The latest update to Disability Confident membership shows that neither Tom Pursglove nor Mel Stride have yet signed up, more than two months after they were appointed as work and pensions ministers.
Disability Confident was launched in 2013, while Pursglove has been an MP since May 2015, and Stride since May 2010.
The much-criticised scheme aims to encourage employers to “think differently about disability and take action to improve how they recruit, retain and develop disabled people”.
But in November 2016, DWP was declared a Disability Confident “leader” – the highest of the scheme’s three levels – days before it was found guilty of “grave or systematic violations” of the UN Convention on the Rights of Persons with Disabilities.

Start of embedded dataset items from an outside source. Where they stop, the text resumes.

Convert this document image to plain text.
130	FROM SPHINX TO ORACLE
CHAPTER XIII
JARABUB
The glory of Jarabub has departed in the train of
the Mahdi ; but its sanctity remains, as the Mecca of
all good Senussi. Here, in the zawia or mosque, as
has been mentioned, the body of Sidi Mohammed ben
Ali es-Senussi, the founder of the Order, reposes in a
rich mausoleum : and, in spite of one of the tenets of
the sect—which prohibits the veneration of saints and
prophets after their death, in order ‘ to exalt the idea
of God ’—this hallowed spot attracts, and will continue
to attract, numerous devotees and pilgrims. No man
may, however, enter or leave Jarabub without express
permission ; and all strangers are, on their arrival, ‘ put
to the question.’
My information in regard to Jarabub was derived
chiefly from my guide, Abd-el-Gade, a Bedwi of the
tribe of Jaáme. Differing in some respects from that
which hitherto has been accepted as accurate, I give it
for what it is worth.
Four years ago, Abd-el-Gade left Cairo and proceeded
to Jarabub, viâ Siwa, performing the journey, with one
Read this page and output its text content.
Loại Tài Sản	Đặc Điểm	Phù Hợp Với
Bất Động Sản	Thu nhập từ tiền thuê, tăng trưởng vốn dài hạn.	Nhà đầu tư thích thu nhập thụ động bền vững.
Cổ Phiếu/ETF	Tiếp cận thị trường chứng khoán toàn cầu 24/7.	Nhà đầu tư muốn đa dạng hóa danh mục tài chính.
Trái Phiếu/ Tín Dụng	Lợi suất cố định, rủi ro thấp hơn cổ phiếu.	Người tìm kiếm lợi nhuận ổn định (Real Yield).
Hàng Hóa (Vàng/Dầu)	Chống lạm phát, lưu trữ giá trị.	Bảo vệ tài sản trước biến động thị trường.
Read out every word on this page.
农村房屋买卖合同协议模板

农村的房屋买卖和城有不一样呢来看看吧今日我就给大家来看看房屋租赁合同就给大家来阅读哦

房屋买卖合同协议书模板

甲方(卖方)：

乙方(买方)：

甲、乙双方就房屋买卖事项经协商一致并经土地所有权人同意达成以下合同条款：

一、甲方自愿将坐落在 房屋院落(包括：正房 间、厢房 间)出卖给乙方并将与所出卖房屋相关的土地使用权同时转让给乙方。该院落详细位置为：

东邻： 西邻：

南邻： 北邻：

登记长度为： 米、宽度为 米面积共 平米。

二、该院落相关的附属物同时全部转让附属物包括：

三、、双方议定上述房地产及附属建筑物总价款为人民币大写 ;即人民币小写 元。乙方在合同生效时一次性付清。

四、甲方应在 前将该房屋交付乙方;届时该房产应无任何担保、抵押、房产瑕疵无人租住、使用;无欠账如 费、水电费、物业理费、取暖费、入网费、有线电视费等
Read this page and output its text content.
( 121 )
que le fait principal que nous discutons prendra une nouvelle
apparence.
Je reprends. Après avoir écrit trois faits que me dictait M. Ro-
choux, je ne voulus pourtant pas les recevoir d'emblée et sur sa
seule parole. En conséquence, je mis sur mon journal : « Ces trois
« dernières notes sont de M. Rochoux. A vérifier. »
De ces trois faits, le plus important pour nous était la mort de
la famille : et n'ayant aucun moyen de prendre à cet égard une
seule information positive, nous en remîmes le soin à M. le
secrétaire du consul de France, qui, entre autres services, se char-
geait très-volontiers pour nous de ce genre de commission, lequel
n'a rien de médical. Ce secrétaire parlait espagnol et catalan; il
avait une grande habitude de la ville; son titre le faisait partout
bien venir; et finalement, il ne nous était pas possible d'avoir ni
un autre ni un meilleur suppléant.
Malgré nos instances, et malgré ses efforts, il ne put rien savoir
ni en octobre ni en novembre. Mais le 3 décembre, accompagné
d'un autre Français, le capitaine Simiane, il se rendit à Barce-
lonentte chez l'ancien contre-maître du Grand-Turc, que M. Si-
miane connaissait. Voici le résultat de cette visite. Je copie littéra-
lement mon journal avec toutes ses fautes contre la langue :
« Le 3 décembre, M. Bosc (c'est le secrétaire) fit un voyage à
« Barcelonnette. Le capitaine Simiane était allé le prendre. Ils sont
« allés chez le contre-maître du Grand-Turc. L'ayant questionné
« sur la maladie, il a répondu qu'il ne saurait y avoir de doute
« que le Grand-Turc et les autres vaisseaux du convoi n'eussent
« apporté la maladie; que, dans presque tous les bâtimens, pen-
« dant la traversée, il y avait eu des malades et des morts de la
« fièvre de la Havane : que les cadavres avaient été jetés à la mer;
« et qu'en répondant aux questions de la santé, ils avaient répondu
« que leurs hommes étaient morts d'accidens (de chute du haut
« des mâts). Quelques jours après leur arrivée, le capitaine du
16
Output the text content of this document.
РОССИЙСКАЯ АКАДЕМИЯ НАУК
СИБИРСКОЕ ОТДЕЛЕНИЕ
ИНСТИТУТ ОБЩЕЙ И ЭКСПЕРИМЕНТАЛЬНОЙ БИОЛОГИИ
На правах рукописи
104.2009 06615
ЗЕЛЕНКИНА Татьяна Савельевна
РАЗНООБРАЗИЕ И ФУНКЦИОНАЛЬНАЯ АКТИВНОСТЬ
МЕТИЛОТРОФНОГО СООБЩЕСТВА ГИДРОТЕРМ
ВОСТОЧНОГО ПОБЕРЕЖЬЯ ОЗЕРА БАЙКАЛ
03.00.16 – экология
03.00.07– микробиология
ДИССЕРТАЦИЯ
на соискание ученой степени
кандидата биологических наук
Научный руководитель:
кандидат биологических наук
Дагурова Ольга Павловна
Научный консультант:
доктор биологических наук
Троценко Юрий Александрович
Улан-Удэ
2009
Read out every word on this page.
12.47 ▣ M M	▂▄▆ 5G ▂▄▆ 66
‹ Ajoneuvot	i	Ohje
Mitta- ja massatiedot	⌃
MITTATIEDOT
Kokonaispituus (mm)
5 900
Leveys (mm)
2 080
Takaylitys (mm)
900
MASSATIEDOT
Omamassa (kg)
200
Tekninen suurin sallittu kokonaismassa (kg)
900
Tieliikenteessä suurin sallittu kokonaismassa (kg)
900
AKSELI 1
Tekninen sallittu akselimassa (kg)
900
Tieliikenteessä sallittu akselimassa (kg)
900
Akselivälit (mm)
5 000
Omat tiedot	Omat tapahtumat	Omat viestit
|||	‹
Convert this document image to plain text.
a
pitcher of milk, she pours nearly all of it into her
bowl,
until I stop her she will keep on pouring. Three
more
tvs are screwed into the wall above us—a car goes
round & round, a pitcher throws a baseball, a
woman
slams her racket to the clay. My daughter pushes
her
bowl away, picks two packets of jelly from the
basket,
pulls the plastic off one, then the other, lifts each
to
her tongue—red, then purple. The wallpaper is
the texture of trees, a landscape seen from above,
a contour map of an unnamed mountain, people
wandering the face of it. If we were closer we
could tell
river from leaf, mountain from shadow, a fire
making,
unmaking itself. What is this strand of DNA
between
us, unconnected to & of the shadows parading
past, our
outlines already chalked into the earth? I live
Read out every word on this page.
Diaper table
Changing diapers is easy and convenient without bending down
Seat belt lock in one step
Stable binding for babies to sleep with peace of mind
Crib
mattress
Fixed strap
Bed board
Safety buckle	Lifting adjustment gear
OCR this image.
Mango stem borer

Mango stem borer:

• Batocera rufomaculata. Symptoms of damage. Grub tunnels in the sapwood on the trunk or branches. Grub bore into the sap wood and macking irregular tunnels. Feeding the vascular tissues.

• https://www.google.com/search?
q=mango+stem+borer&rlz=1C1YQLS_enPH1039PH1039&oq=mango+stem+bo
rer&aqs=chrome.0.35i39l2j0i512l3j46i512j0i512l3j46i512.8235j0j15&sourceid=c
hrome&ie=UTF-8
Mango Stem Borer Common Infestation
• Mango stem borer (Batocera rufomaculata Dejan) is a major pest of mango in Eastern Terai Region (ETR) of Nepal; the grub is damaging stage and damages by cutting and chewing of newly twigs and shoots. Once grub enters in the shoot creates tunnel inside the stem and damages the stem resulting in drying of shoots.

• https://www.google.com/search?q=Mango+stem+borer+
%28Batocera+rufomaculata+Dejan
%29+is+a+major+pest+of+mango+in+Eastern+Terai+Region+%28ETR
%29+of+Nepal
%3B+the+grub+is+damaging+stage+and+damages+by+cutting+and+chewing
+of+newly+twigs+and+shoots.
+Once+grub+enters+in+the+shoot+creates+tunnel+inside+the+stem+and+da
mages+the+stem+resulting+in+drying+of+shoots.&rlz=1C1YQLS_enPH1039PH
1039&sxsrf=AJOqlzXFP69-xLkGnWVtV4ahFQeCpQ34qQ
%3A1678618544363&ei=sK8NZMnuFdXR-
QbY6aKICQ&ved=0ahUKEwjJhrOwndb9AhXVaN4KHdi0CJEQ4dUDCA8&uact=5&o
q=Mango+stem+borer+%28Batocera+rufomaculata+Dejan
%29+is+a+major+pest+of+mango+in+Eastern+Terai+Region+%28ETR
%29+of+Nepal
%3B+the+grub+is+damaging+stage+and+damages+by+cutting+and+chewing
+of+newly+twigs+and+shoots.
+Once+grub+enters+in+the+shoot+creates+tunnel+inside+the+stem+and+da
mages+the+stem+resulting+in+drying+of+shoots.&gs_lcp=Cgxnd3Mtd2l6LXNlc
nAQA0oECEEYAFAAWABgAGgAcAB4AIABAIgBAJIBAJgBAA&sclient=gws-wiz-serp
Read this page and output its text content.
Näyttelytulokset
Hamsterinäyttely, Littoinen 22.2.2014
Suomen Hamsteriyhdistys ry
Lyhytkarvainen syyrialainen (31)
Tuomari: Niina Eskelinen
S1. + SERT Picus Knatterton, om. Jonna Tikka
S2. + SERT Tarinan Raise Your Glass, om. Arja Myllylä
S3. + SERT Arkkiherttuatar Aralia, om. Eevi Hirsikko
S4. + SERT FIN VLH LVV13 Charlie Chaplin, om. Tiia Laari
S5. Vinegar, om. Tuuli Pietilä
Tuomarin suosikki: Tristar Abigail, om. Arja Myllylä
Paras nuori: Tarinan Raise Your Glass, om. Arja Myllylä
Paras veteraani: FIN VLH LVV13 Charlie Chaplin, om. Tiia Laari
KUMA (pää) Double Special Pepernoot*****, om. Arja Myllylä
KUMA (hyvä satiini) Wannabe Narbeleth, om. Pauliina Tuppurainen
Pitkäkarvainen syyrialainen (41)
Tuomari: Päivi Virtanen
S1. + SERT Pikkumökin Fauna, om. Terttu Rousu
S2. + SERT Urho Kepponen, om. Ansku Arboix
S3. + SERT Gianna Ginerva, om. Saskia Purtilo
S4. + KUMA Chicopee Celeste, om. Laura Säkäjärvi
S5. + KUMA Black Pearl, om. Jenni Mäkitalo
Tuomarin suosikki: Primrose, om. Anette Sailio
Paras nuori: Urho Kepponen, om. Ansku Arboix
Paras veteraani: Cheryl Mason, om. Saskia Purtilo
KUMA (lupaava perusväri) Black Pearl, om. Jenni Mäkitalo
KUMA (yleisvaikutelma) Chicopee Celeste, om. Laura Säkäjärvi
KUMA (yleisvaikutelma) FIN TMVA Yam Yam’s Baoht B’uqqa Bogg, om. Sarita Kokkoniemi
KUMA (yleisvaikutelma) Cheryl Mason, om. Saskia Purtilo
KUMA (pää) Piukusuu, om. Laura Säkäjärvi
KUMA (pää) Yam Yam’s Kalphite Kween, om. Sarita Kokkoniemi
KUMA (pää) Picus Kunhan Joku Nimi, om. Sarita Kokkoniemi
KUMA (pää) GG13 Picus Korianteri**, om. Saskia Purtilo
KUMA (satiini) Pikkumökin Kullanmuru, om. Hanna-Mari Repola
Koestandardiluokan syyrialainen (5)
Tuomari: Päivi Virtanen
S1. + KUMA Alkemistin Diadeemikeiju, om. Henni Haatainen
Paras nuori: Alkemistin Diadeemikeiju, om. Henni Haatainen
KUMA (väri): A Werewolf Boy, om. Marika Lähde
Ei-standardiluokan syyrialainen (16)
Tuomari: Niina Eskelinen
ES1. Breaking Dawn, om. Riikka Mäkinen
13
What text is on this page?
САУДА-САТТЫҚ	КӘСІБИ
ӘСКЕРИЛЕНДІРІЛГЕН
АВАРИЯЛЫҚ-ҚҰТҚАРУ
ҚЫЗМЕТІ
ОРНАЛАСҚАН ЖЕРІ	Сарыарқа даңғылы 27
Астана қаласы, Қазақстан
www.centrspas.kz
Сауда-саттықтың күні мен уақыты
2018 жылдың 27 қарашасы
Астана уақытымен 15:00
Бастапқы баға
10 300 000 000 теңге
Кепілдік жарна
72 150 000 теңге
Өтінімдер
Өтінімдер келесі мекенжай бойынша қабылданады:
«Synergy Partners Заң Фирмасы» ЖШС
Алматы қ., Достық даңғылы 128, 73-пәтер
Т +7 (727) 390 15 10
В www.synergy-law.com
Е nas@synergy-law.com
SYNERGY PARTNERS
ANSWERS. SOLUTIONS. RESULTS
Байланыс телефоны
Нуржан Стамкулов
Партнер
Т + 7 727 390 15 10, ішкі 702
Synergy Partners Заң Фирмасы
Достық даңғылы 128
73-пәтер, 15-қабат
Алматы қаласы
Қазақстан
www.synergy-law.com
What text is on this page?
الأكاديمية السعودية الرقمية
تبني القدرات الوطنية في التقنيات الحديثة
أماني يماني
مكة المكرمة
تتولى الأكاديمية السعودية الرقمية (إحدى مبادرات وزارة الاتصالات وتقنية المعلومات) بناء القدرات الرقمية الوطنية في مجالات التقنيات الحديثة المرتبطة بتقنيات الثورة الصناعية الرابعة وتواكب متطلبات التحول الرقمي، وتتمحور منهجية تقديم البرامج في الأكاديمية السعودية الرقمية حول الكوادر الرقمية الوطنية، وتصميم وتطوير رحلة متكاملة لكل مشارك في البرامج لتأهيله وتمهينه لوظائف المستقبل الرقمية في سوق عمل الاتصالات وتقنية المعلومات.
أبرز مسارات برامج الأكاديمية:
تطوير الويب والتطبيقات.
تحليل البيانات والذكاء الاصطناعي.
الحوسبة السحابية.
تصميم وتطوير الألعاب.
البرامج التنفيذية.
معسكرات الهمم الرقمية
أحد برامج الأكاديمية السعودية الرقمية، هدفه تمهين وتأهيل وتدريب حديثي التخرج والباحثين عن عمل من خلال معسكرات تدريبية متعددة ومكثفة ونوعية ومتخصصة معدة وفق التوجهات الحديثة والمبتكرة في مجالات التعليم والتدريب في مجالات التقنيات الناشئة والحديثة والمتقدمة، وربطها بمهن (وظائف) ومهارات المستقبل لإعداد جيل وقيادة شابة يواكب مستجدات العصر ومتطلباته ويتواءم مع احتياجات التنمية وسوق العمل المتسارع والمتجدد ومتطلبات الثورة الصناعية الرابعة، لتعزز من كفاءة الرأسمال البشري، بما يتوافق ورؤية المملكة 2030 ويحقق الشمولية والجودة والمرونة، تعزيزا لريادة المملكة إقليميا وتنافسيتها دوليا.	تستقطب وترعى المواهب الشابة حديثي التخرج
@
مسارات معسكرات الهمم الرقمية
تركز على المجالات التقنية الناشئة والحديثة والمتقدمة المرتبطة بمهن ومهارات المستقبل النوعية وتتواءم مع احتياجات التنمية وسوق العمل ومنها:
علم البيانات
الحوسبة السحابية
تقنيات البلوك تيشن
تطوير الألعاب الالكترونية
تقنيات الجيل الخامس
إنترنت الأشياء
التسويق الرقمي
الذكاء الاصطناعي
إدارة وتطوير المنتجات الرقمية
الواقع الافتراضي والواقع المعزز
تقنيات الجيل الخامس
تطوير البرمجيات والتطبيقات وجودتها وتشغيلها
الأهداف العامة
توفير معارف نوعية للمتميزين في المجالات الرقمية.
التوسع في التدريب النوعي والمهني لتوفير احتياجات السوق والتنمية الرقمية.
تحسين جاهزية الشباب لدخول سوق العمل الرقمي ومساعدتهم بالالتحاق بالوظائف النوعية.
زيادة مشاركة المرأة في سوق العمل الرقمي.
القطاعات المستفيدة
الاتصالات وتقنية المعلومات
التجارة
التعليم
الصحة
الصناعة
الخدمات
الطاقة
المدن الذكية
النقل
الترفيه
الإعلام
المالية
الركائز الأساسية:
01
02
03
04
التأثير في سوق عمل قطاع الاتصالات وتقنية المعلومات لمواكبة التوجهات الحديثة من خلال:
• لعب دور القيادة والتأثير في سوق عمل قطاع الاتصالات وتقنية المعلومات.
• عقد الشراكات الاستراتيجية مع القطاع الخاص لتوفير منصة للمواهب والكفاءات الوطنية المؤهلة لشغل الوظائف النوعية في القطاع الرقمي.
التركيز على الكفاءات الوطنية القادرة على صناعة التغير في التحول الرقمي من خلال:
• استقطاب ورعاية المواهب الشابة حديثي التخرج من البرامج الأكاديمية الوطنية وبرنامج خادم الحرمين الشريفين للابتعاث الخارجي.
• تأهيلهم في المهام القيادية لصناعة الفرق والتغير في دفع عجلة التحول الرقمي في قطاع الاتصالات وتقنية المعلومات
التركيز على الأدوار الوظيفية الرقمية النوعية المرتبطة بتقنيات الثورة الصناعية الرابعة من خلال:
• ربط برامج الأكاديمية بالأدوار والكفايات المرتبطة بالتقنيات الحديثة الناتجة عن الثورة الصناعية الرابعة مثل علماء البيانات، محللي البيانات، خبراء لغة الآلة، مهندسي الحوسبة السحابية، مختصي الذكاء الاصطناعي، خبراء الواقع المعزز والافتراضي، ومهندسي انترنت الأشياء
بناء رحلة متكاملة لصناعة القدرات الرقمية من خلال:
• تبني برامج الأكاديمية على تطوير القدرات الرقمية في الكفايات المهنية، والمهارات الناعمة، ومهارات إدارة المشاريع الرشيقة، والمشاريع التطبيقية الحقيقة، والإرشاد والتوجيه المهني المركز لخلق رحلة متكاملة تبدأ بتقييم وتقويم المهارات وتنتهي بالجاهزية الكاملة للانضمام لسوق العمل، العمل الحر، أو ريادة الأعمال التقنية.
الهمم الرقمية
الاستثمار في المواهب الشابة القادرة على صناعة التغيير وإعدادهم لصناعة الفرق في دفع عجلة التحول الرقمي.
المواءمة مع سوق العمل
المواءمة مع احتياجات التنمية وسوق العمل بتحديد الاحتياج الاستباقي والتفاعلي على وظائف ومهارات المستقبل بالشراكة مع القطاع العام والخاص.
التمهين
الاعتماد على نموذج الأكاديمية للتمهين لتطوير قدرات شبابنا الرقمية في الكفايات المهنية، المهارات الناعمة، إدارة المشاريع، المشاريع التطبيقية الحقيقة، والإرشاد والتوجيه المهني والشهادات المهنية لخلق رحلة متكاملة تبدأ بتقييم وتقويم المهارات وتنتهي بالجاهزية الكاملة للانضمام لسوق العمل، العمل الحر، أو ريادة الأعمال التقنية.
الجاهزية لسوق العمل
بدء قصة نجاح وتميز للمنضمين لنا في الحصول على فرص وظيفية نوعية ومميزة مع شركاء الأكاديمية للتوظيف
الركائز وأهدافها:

In July 2020, a company that bragged of being a Disability Confident leader sacked more than 50 disabled staff when it fell into administration, and then hired mostly non-disabled agency staff to replace them.
And in October 2018, the government-funded British Council, which is responsible for promoting the UK’s culture and education abroad, asked an employment tribunal to allow it to dodge its Equality Act duty not to discriminate against disabled people, despite being a member of Disability Confident.
In the same year, nearly 7,000 employers that signed up to Disability Confident promised to provide just 4,500 new jobs for disabled people between them, less than one per employer.
Pursglove’s three predecessors as disability minister, Claire Coutinho, Chloe Smith and Justin Tomlinson, are all members of the scheme.
Rishi Sunak, the prime minister, is also a Disability Confident member.
Former work and pensions secretary Therese Coffey eventually signed up, after her failure to join the scheme was exposed by Disability News Service (DNS) in October 2020, more than a year after she had been appointed secretary of state.
Other current and former DWP ministers who scrabbled to sign up after DNS began asking questions about ministerial commitment to the scheme in March 2020 included Will Quince, Esther McVey, Mark Harper and Maria Miller.
One notable former DWP minister who has never signed up to the scheme is Iain Duncan Smith, even though he helped launch it as work and pensions secretary in 2013 and, like other ministers, employs staff to help with his duties as an MP.
Pursglove and Stride had both failed to comment by noon today (Thursday).
A DWP spokesperson refused to comment.